There’s a show on TV called “10 Years Younger,” where a person is put into a soundproof glass box on a busy downtown sidewalk and the show’s host then asks passersby how old they think the person in the box is.
“Twenty-five!” someone will say.
“The woman in the box can’t hear you,” the host will point out.
“She can’t? Well, then, she looks 50! Talk about sun-damaged skin. She looks like an armadillo!”
The show then proceeds to spend a week transforming old Armadillo Face into something so ravishing, the next time she goes back into the box for public scrutiny, people guess she’s in junior high.
One of the magical tools they use on the show is some relatively new procedure called Thermage. Thermage, according to the show, is a facelift, but without any cutting, bruising or stitching. It uses radiofrequency to lift and tighten skin, renew facial contours and produce new collagen. Just one treatment keeps working for about six months, and then the results last for two to three years.
From the moment I saw the first woman on “10 Years Younger” emerge from her Thermage treatment looking as if she’d just taken a swan dive into the Fountain of Youth, I thought, “Quick! Get me some of that stuff!”
Every time I look in the mirror lately, I see another part of my face sagging. Not only have I officially entered the jowl generation, people keep telling me I look “drawn” (which basically translates into “jowly”).
So a couple weeks ago, I searched the Internet to find out who, if anyone, in New Hampshire performed Thermage. I found only one doctor. I rushed to dial his number before another jowl popped out.
The woman who answered the phone couldn’t have been nicer. She raved about the procedure and its results, then asked if I wanted to schedule a consultation with the doctor. I made the appointment for the middle of September. She recommended that I check out the doctor’s Web site for further information and for directions to the clinic.
I hung up the phone and smiled…until I checked out the Web site and read, “Thermage treatments begin at $2,500 for a small area.”
My heart stopped. Naïve person that I am, I’d expected the treatment to cost a couple hundred dollars. And what did they consider a small area? An eyebrow? A dimple? Half a frown line?
I canceled my consultation.
A few days later, I went to turn on my laptop computer and nothing happened. I checked the plug. It was plugged in. I checked the battery. It was properly inserted. The computer, however, was deader than dead.
Luckily, the computer still was under warranty, so I figured I’d just have it repaired and use my backup computer, another laptop, in the meantime. I dug out the other computer and turned it on. I couldn’t click on anything. The cursor just sat there, mocking me. I turned off the computer and turned it on again. It didn’t help.
So I had two dead computers…and no more backups.
I spent three hours on the phone with a computer technician who had me do everything but call an exorcist. Still nothing.
“Want me to find a priest and have him administer the last rites?” I joked.
“No, ma’am,” the technician said seriously. The man had all the personality of a cantaloupe.
“Do you use the laptop on your lap?” he asked.
“Well, yes…that’s why it’s called a laptop, isn’t it?”

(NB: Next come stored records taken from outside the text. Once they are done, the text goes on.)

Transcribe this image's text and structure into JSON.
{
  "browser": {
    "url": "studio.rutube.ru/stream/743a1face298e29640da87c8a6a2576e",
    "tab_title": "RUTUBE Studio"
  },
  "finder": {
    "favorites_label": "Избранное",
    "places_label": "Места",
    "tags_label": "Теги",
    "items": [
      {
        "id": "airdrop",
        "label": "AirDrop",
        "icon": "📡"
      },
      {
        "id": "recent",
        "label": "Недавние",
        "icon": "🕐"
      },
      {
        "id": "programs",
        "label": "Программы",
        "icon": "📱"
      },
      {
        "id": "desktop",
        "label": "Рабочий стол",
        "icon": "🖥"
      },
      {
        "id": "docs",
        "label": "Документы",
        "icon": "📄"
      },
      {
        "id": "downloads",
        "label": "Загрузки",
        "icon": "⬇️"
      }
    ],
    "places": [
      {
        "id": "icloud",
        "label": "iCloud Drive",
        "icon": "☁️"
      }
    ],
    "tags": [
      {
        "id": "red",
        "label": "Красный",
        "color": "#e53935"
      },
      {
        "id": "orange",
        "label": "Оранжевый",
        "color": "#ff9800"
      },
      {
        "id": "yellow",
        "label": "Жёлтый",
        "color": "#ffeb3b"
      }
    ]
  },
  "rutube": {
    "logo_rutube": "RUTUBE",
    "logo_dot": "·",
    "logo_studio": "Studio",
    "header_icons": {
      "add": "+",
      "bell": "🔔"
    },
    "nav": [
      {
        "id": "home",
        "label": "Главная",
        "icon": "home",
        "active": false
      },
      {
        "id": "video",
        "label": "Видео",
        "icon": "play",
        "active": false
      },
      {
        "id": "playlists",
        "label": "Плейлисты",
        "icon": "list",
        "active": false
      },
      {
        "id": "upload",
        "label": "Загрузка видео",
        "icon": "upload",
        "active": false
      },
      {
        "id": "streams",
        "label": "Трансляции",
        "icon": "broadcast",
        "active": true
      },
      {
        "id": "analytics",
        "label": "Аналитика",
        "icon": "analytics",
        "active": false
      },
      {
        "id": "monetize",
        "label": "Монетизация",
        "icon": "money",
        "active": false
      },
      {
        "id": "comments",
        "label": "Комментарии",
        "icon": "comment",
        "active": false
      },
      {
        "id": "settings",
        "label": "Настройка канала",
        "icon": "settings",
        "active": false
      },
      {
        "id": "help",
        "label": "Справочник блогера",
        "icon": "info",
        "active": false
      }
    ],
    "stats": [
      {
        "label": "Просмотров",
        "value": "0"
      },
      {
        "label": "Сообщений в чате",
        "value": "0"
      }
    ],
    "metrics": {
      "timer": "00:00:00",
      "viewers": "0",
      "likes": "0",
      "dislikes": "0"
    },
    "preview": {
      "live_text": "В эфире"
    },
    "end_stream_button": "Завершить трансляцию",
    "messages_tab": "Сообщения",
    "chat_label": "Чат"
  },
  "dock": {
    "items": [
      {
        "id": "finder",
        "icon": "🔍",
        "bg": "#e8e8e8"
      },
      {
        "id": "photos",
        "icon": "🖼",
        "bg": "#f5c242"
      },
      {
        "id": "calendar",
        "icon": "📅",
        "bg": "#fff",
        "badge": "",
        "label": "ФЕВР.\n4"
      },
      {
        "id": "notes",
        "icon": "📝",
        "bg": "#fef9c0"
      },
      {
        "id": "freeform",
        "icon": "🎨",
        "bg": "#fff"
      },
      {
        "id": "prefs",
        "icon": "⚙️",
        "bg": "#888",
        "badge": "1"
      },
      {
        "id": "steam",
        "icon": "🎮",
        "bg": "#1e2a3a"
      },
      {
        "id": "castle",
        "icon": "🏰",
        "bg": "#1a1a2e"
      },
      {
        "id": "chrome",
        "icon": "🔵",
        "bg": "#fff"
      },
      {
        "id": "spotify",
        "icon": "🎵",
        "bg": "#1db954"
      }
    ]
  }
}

“No, ma’am. It’s called a notebook now. You can ruin a laptop computer if you use it on your lap because it can’t get proper ventilation. You should use it on a table.”
“But doesn’t that defeat the whole purpose of having a laptop?”
“Notebook,” he corrected.
Finally, he admitted defeat and told me to bring in both computers for repair.

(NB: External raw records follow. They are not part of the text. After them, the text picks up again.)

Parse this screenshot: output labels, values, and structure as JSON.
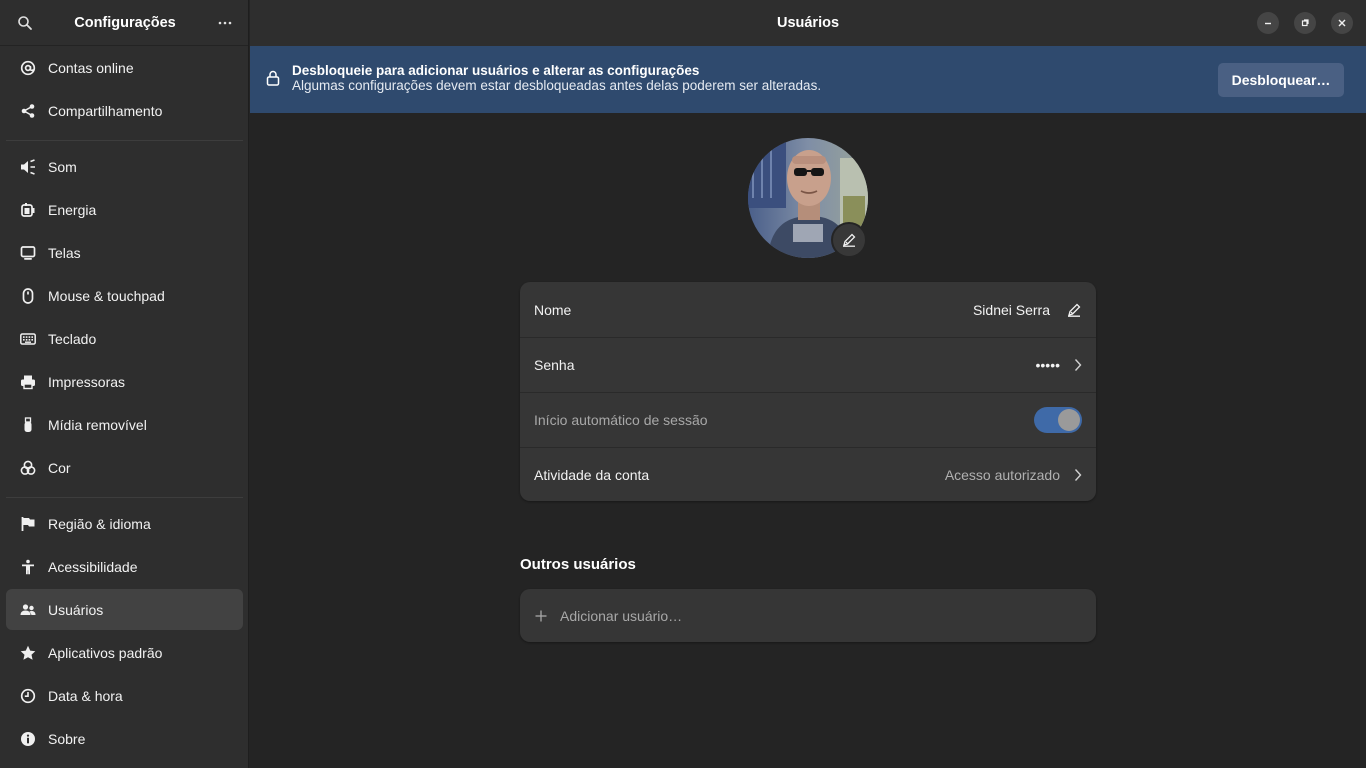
{
  "sidebar": {
    "title": "Configurações",
    "items": [
      {
        "label": "Contas online",
        "icon": "at-icon"
      },
      {
        "label": "Compartilhamento",
        "icon": "share-icon"
      },
      {
        "label": "Som",
        "icon": "speaker-icon"
      },
      {
        "label": "Energia",
        "icon": "battery-icon"
      },
      {
        "label": "Telas",
        "icon": "display-icon"
      },
      {
        "label": "Mouse & touchpad",
        "icon": "mouse-icon"
      },
      {
        "label": "Teclado",
        "icon": "keyboard-icon"
      },
      {
        "label": "Impressoras",
        "icon": "printer-icon"
      },
      {
        "label": "Mídia removível",
        "icon": "usb-icon"
      },
      {
        "label": "Cor",
        "icon": "color-icon"
      },
      {
        "label": "Região & idioma",
        "icon": "flag-icon"
      },
      {
        "label": "Acessibilidade",
        "icon": "accessibility-icon"
      },
      {
        "label": "Usuários",
        "icon": "users-icon",
        "active": true
      },
      {
        "label": "Aplicativos padrão",
        "icon": "star-icon"
      },
      {
        "label": "Data & hora",
        "icon": "clock-icon"
      },
      {
        "label": "Sobre",
        "icon": "info-icon"
      }
    ]
  },
  "header": {
    "title": "Usuários"
  },
  "banner": {
    "title": "Desbloqueie para adicionar usuários e alterar as configurações",
    "subtitle": "Algumas configurações devem estar desbloqueadas antes delas poderem ser alteradas.",
    "button_label": "Desbloquear…"
  },
  "user": {
    "rows": {
      "name_label": "Nome",
      "name_value": "Sidnei Serra",
      "password_label": "Senha",
      "password_value": "•••••",
      "autologin_label": "Início automático de sessão",
      "autologin_enabled": true,
      "activity_label": "Atividade da conta",
      "activity_value": "Acesso autorizado"
    }
  },
  "others": {
    "title": "Outros usuários",
    "add_label": "Adicionar usuário…"
  },
  "colors": {
    "banner": "#2f4a6e",
    "toggle_on": "#3f6aa8",
    "window_bg": "#242424",
    "sidebar_bg": "#2e2e2e"
  }
}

“Ten days to two weeks,” the technician at the store said when I asked him how long I would be computerless.
My eyes widened. “I can’t go without a computer for that long! I need it for work! I need it for…everything!”

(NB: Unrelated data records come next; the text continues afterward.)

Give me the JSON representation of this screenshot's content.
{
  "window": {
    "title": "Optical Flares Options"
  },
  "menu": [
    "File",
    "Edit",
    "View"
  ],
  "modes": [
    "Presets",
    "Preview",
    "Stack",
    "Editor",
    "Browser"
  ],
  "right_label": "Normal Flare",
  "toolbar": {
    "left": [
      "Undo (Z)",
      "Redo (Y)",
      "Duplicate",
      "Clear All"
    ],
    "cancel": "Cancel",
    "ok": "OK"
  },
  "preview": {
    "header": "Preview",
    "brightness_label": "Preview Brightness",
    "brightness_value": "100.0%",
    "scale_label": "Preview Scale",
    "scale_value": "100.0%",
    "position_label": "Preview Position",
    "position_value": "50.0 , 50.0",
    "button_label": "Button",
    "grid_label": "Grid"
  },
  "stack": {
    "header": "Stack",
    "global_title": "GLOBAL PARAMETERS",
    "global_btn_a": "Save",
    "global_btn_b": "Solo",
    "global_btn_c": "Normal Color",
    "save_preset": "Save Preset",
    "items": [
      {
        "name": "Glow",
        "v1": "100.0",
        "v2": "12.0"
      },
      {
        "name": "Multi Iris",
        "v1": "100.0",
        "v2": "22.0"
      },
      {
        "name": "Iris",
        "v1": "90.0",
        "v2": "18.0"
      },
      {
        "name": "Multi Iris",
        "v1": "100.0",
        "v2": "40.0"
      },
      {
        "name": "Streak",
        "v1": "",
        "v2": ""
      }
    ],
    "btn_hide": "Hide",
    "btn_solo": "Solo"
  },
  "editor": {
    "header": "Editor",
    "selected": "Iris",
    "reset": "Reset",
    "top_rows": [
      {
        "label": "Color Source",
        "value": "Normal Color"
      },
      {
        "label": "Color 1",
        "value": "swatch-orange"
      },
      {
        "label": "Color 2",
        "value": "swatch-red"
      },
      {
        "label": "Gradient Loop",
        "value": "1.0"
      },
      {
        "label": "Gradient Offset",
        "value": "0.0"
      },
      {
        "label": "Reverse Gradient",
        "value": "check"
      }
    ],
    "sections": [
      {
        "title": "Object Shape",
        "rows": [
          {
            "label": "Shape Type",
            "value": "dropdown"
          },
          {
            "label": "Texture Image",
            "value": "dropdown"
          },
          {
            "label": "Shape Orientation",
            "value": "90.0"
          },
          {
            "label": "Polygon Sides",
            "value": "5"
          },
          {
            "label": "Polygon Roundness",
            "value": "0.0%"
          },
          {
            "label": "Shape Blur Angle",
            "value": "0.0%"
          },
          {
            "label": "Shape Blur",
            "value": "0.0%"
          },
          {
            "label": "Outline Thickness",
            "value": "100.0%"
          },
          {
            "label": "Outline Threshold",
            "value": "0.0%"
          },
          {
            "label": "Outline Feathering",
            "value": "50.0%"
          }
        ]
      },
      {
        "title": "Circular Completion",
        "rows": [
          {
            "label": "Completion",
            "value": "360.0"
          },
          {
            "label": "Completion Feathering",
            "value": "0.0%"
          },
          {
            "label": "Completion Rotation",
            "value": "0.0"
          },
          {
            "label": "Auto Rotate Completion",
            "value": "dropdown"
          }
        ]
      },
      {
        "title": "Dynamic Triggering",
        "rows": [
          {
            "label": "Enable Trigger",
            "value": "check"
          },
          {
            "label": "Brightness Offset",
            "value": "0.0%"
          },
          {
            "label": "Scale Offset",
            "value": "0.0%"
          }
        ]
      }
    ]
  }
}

“We have a nice little notebook computer on sale this week,” he said. “It’s a real steal.”
Before I knew what was happening, I was buying a computer. Sure, it was on sale, but after I added the service contract and all of the accessories, I was over $1,000 poorer.
For what I spent on that dumb computer, I could have had half a Thermage treatment…at least one jowl lifted. Now, I am doomed to look like a basset hound.
But at least I’ll eventually end up with three working computers…and I can use them to go to the Thermage Web site so I can mutter at all of the “before” and “after” photos of women who have had the procedure done.